Because requiring an application for every mall visitor who wanted to speak would be unrealistic, Bush said, the mall would have to selectively enforce its policy. He says this would give mall officials arbitrary power in deciding which visitors to have arrested.
“What was of great concern to me is that the mall’s policies essentially allow it to decide what speech is appropriate and what is inappropriate in a public environment,” he said. “Simply stated, [mall officials] are in a position to prohibit speech that they don’t like.”
But McLin Lines, attorney for Fashion Valley Mall, said that private conversations would be excluded from the restrictions.
“Our security people do not go through trying to eavesdrop,” Lines said. But, he said, “once a private conversation becomes public because of the way it’s communicated, there’s a regulation allowed. Usually the mall will ask the people to quiet down because it’s disruptive.”
In his ruling, Meyer left open the possibility that the mall could narrow its policy to legitimately regulate speech that threatened business.
“The act of discouraging customers from spending money at the stores is in direct contradiction with the basic function of the shopping center,” he wrote.
Both Lines and Bush say that malls have rights to limit speech with “reasonable time, place and manner” restrictions on expressive activity. They differ over how those regulations should be applied.
“There are certain types of speech the court says can be prohibited,” Lines said, citing obscenity and libel. “In our particular case, speech that would interfere with commerce can be prohibited.”
“Once you draw the broad parameters” of what is protected by free speech, Lines said, “you can draw content-based exceptions.”

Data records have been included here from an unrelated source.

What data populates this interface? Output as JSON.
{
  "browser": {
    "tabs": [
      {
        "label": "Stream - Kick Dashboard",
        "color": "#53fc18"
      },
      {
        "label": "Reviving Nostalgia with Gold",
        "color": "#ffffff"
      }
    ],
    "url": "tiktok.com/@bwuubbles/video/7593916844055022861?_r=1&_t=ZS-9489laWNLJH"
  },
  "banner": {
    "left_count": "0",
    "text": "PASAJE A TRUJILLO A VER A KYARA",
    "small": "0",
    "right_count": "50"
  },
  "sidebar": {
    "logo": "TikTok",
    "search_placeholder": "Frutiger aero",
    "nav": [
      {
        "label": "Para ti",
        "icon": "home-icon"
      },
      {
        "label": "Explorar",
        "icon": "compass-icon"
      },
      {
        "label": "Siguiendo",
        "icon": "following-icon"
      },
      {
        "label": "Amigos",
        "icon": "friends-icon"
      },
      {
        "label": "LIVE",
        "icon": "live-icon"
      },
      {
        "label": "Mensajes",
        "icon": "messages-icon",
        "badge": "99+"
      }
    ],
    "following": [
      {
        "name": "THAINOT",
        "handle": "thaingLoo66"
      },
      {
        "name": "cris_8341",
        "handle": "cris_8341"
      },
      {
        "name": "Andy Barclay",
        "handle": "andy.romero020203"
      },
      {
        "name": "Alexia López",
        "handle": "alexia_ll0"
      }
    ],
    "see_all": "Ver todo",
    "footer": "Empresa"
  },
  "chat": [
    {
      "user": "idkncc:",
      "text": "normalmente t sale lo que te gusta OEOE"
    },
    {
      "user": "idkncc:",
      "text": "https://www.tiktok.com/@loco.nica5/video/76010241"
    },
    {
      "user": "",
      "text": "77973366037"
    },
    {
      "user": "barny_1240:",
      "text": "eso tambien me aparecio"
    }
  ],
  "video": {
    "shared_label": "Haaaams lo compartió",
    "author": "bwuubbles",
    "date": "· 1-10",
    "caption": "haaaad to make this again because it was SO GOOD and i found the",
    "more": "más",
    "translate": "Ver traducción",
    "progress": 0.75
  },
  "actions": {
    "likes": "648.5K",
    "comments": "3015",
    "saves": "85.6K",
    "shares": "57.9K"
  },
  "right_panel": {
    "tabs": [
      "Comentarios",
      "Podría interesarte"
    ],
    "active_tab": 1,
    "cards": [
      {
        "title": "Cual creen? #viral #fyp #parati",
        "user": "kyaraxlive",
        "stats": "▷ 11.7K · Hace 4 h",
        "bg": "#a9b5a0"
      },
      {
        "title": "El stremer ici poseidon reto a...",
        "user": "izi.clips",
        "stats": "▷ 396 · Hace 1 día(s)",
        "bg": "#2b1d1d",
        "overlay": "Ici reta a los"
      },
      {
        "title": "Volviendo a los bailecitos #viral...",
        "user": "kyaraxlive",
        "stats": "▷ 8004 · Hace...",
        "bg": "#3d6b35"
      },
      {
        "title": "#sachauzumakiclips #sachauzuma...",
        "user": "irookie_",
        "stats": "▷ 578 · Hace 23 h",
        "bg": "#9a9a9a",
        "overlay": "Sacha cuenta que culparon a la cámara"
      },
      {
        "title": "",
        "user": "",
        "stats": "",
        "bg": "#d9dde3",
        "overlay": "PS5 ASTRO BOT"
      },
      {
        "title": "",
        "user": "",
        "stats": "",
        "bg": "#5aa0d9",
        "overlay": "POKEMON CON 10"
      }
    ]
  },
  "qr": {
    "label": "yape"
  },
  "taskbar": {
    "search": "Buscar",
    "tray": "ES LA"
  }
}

Eric Mindel of Last Chance for Animals, however, thinks the mall’s ability to restrict speech should be limited to speech that is likely to cause violence.
“Commerce should be protected,” Mindel said, “but at the same time, [malls are] expected to have reasonable policies that don’t violate free speech.”
Bush agrees, saying that an anti-solicitation policy might be acceptable. But, he said, “there is a fundamental difference in actually preventing people from buying, and telling them that they shouldn’t buy fur. That’s pure speech.”
Lines says that Fashion Valley Mall’s private ownership gives it more power to regulate speech. “It’s a private entity designed to function as a center of commerce. Therefore, there is a greater right to participate in the regulation of expressive activity.”
But his opponents point to the 1980 U.S. Supreme Court ruling, Pruneyard Shopping Center v. Robins. In that decision, the court agreed with California’s high court that California could interpret its state constitution to guarantee free-speech rights, even on private property.
Bush also cites a 1969 U.S. Supreme Court decision, Shuttlesworth v. Birmingham, to support his claims that selective enforcement of vague laws is unconstitutional.
U.S. Supreme Court Justice Potter Stewart wrote in that decision that “a municipality may not empower its licensing officials to roam essentially at will, dispensing or withholding permission to speak, assemble, picket, or parade, according to their own opinions regarding the potential effect of the activity in question on the ‘welfare,’ ‘decency,’ or ‘morals’ of the community.”
Citing what he regards as precedent set by the Shuttlesworth decision, Bush says, “until the mall has a constitutionally valid application process, we’re not subject to [its] guidelines.”